令和7年度からは認定書も発行する予定で、「福岡県アスリート人材活用コンソーシアム」内の人材バンクに登録されると、中学校側はどこの中学校で何回指導したのか、指導履歴もわかるようになる。現在、研修を終えた学生は福岡県アスリート人材活用コンソーシアムに加盟する福岡大学と九州共立大学の学生だけで94人おり、他に社会人もいる。
福岡市城南区から始まった取り組みは県全域にまで広がっている。2024年度は2大学のある近隣自治体に留まったが、8市町(10クラブ)のべ34人の指導者を派遣。指導者派遣を要望する自治体も多く、今後は他大学や企業を巻き込んで拠点を増やしながら、活動を広める考えだ。
【現場の実情に合ったフォーマット作りへ】
並行してアプリの制作も進めている。近年、部活動を行なう上で問題になっているのが雷への対応だ。万が一、問題が起きると部活が始まる前に天気予報を見ていたか、見ていなかったによって責任が変わる。アプリでは雨雲レーダーや落雷予報が見られる上、指導者が確認したかどうか可視化できる仕組みを整えている。

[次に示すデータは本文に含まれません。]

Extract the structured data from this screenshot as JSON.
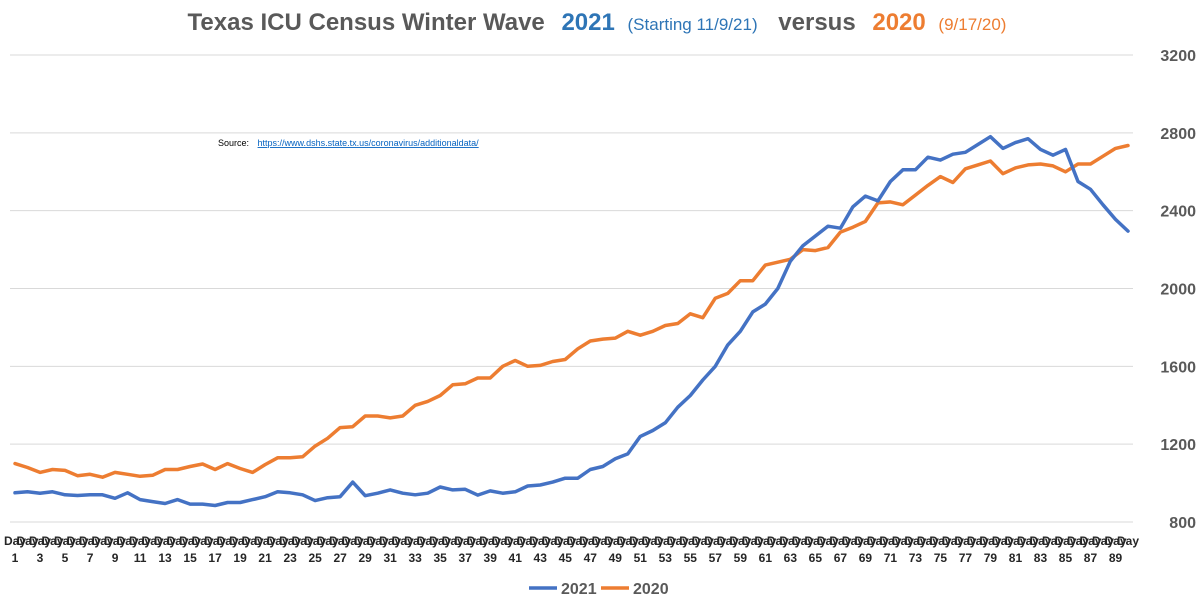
{
  "chart_data": {
    "type": "line",
    "title": {
      "main": "Texas ICU Census Winter Wave",
      "series_a_year": "2021",
      "series_a_note": "(Starting 11/9/21)",
      "connector": "versus",
      "series_b_year": "2020",
      "series_b_note": "(9/17/20)"
    },
    "source_label": "Source:",
    "source_link": "https://www.dshs.state.tx.us/coronavirus/additionaldata/",
    "x_tick_prefix": "Day",
    "x": [
      1,
      2,
      3,
      4,
      5,
      6,
      7,
      8,
      9,
      10,
      11,
      12,
      13,
      14,
      15,
      16,
      17,
      18,
      19,
      20,
      21,
      22,
      23,
      24,
      25,
      26,
      27,
      28,
      29,
      30,
      31,
      32,
      33,
      34,
      35,
      36,
      37,
      38,
      39,
      40,
      41,
      42,
      43,
      44,
      45,
      46,
      47,
      48,
      49,
      50,
      51,
      52,
      53,
      54,
      55,
      56,
      57,
      58,
      59,
      60,
      61,
      62,
      63,
      64,
      65,
      66,
      67,
      68,
      69,
      70,
      71,
      72,
      73,
      74,
      75,
      76,
      77,
      78,
      79,
      80,
      81,
      82,
      83,
      84,
      85,
      86,
      87,
      88,
      89,
      90
    ],
    "ylim": [
      800,
      3200
    ],
    "yticks": [
      800,
      1200,
      1600,
      2000,
      2400,
      2800,
      3200
    ],
    "grid": true,
    "legend_position": "bottom",
    "series": [
      {
        "name": "2021",
        "color": "#4472C4",
        "values": [
          950,
          955,
          948,
          955,
          940,
          936,
          940,
          940,
          922,
          950,
          915,
          905,
          895,
          915,
          892,
          892,
          885,
          900,
          900,
          915,
          930,
          955,
          950,
          940,
          910,
          925,
          930,
          1005,
          935,
          948,
          965,
          948,
          940,
          948,
          980,
          965,
          968,
          938,
          960,
          948,
          955,
          985,
          990,
          1005,
          1025,
          1025,
          1070,
          1085,
          1125,
          1150,
          1240,
          1270,
          1310,
          1390,
          1450,
          1530,
          1600,
          1710,
          1780,
          1880,
          1920,
          2000,
          2140,
          2220,
          2270,
          2320,
          2310,
          2420,
          2475,
          2450,
          2550,
          2610,
          2610,
          2675,
          2660,
          2690,
          2700,
          2740,
          2780,
          2720,
          2750,
          2770,
          2715,
          2685,
          2715,
          2550,
          2510,
          2430,
          2355,
          2295
        ]
      },
      {
        "name": "2020",
        "color": "#ED7D31",
        "values": [
          1100,
          1080,
          1055,
          1070,
          1065,
          1038,
          1045,
          1030,
          1055,
          1045,
          1035,
          1040,
          1070,
          1070,
          1085,
          1098,
          1070,
          1100,
          1075,
          1055,
          1095,
          1130,
          1130,
          1135,
          1190,
          1230,
          1285,
          1290,
          1345,
          1345,
          1335,
          1345,
          1400,
          1420,
          1450,
          1505,
          1510,
          1540,
          1540,
          1600,
          1630,
          1600,
          1605,
          1625,
          1635,
          1690,
          1730,
          1740,
          1745,
          1780,
          1760,
          1780,
          1810,
          1820,
          1870,
          1850,
          1950,
          1975,
          2040,
          2040,
          2120,
          2135,
          2150,
          2200,
          2195,
          2210,
          2290,
          2315,
          2345,
          2440,
          2445,
          2430,
          2480,
          2530,
          2575,
          2545,
          2615,
          2635,
          2655,
          2590,
          2620,
          2635,
          2640,
          2630,
          2600,
          2640,
          2640,
          2680,
          2720,
          2735
        ]
      }
    ]
  }
}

もうひとつ、地域展開する際の課題に、選手がケガをした際の対応がある。学校の部活の場合は保健の先生に対応してもらえるが、地域展開を進めると同じようにはいかない。スムーズに対応できるように現在は保険会社と連携できるシステムを開発しているという。
こうした指導者にとって痒いところに手が届く仕組みは、2年間部活動の地域展開を行ない、問題点を抽出してきたからだ。自治体がイチから作るのは難しいが、こうした現場の実情に合ったフォーマットが完成すれば、全国各地の地域展開が一気に進むかもしれない。福岡大学の取り組みすべてをマネするのは難しくても、各地域の実情に合わせて一部を参考にするだけでも地域展開は進んでいくだろう。
乾教授はこう口にする。「部活動の地域展開をネガティブに捉えると何も動けなくなるけど、今いる中学生のためだけでなく、次の世代の子どもたちのためにも移行しないといけない。そのために、できるだけ長持ちするようにシステムを作らないといけない」。
福岡大学が主体となって行なう取り組みには、今後文化部も含まれていく。
また、参加するのは学生だけではない。例えば、子どもをキッズサッカーに送り届けたお母さんが食育の講座を受ける。弟がサッカーをしている間に、お姉ちゃんは吹奏楽をしている。おじいちゃんは校内をジョギングして、汗を流している。そうした地域のスポーツと文化が共存する場と仕組み作りが求められている。